On the 24th of August 2019, it was reported that a patient in the state of Illinois had died to due to vaping, the first case of its kind in the country.
There have been 193 ‘potential cases’ of a mystery lung disease linked to vaping, especially vaping THC, the active compound in cannabis.
The Centre for Disease, Control and Prevention (CDC) Robert Redfield said the death ‘re-enforces the serious risks associated with e-cigarette products.’
What causes the mystery illness is unknown; what is known is that all cases involve vaping.

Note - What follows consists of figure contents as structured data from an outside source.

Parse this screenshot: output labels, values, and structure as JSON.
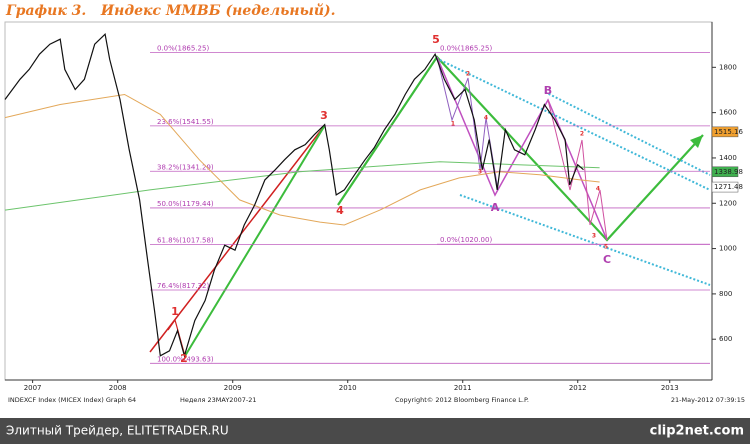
{
  "title": "График 3.   Индекс ММВБ (недельный).",
  "chart_data": {
    "type": "line",
    "xlim": [
      2007.52,
      2013.65
    ],
    "ylim": [
      420,
      2000
    ],
    "xticks": [
      {
        "value": 2007.76,
        "label": "2007"
      },
      {
        "value": 2008.5,
        "label": "2008"
      },
      {
        "value": 2009.5,
        "label": "2009"
      },
      {
        "value": 2010.5,
        "label": "2010"
      },
      {
        "value": 2011.5,
        "label": "2011"
      },
      {
        "value": 2012.5,
        "label": "2012"
      },
      {
        "value": 2013.3,
        "label": "2013"
      }
    ],
    "yticks": [
      600,
      800,
      1000,
      1200,
      1400,
      1600,
      1800
    ],
    "series": [
      {
        "color": "#111111",
        "x": [
          2007.52,
          2007.65,
          2007.73,
          2007.82,
          2007.91,
          2008.0,
          2008.04,
          2008.13,
          2008.21,
          2008.3,
          2008.39,
          2008.43,
          2008.52,
          2008.6,
          2008.69,
          2008.76,
          2008.82,
          2008.87,
          2008.95,
          2009.02,
          2009.08,
          2009.17,
          2009.26,
          2009.34,
          2009.43,
          2009.52,
          2009.6,
          2009.69,
          2009.78,
          2009.87,
          2009.95,
          2010.04,
          2010.13,
          2010.21,
          2010.3,
          2010.34,
          2010.4,
          2010.47,
          2010.56,
          2010.65,
          2010.73,
          2010.82,
          2010.91,
          2011.0,
          2011.08,
          2011.17,
          2011.26,
          2011.34,
          2011.43,
          2011.52,
          2011.6,
          2011.67,
          2011.73,
          2011.8,
          2011.87,
          2011.95,
          2012.04,
          2012.13,
          2012.21,
          2012.3,
          2012.39,
          2012.43,
          2012.5,
          2012.55
        ],
        "values": [
          1658,
          1747,
          1791,
          1858,
          1902,
          1924,
          1791,
          1702,
          1747,
          1902,
          1946,
          1835,
          1658,
          1436,
          1215,
          949,
          727,
          527,
          549,
          638,
          527,
          682,
          771,
          904,
          1015,
          993,
          1104,
          1192,
          1303,
          1348,
          1392,
          1436,
          1459,
          1503,
          1547,
          1436,
          1237,
          1259,
          1326,
          1392,
          1445,
          1525,
          1592,
          1680,
          1747,
          1791,
          1858,
          1747,
          1658,
          1702,
          1569,
          1348,
          1481,
          1259,
          1525,
          1436,
          1414,
          1525,
          1636,
          1569,
          1481,
          1281,
          1370,
          1348
        ]
      },
      {
        "color": "#e3a85a",
        "x": [
          2007.52,
          2008.0,
          2008.56,
          2008.87,
          2009.21,
          2009.56,
          2009.91,
          2010.26,
          2010.47,
          2010.78,
          2011.13,
          2011.47,
          2011.82,
          2012.17,
          2012.52,
          2012.69
        ],
        "values": [
          1578,
          1636,
          1680,
          1592,
          1392,
          1215,
          1148,
          1117,
          1104,
          1170,
          1259,
          1312,
          1339,
          1326,
          1303,
          1294
        ]
      },
      {
        "color": "#6cc46c",
        "x": [
          2007.52,
          2008.78,
          2010.08,
          2011.3,
          2012.69
        ],
        "values": [
          1170,
          1259,
          1339,
          1383,
          1357
        ]
      }
    ],
    "fib_levels": [
      {
        "value": 1865.25,
        "label": "0.0%(1865.25)"
      },
      {
        "value": 1541.55,
        "label": "23.6%(1541.55)"
      },
      {
        "value": 1341.29,
        "label": "38.2%(1341.29)"
      },
      {
        "value": 1179.44,
        "label": "50.0%(1179.44)"
      },
      {
        "value": 1017.58,
        "label": "61.8%(1017.58)"
      },
      {
        "value": 817.32,
        "label": "76.4%(817.32)"
      },
      {
        "value": 493.63,
        "label": "100.0%(493.63)"
      }
    ],
    "fib2_levels": [
      {
        "value": 1865.25,
        "label": "0.0%(1865.25)"
      },
      {
        "value": 1020.0,
        "label": "0.0%(1020.00)"
      }
    ],
    "price_labels": [
      {
        "value": 1515.16,
        "label": "1515.16",
        "color": "#f0a030"
      },
      {
        "value": 1338.98,
        "label": "1338.98",
        "color": "#3fb04f"
      },
      {
        "value": 1271.48,
        "label": "1271.48",
        "color": "#ffffff"
      }
    ],
    "annotations": [
      {
        "text": "1",
        "color": "#e03030"
      },
      {
        "text": "2",
        "color": "#e03030"
      },
      {
        "text": "3",
        "color": "#e03030"
      },
      {
        "text": "4",
        "color": "#e03030"
      },
      {
        "text": "5",
        "color": "#e03030"
      },
      {
        "text": "A",
        "color": "#b040b0"
      },
      {
        "text": "B",
        "color": "#b040b0"
      },
      {
        "text": "C",
        "color": "#b040b0"
      },
      {
        "text": "1",
        "color": "#e03030"
      },
      {
        "text": "2",
        "color": "#e03030"
      },
      {
        "text": "3",
        "color": "#e03030"
      },
      {
        "text": "4",
        "color": "#e03030"
      },
      {
        "text": "2",
        "color": "#e03030"
      },
      {
        "text": "4",
        "color": "#e03030"
      },
      {
        "text": "3",
        "color": "#e03030"
      },
      {
        "text": "5",
        "color": "#e03030"
      }
    ],
    "footer": [
      "INDEXCF Index (MICEX Index) Graph 64",
      "Неделя 23MAY2007-21",
      "Copyright© 2012 Bloomberg Finance L.P.",
      "21-May-2012 07:39:15"
    ]
  },
  "watermark": {
    "left": "Элитный Трейдер, ELITETRADER.RU",
    "logo": "clip2net.com"
  }
}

Its symptoms include coughing, breathlessness, fatigue, vomiting and diarrhoea.
The worst affected areas are in the north-eastern states, but there have been reported cases in California, Texas and New Mexico.
In online forums, there are warnings of fake THC vape cartridges circulating in a black market.
No-one knows what causes the mystery illness, and Mitchel Zeller of The Food and Drug Administration said that the organisation was investigating whether potentially harmful vaping modifications were really taking place.
Dr Brian King of the CDC reiterated that it is not known whether vaping is completely harmless, and ingredients can include ‘ultrafine particulates, heavy metals like lead and cancer-causing chemicals.’
This incident serves as a reminder that further research into the long-term effects of vaping is needed, and that people should think very carefully before considering it as an alternative to tobacco.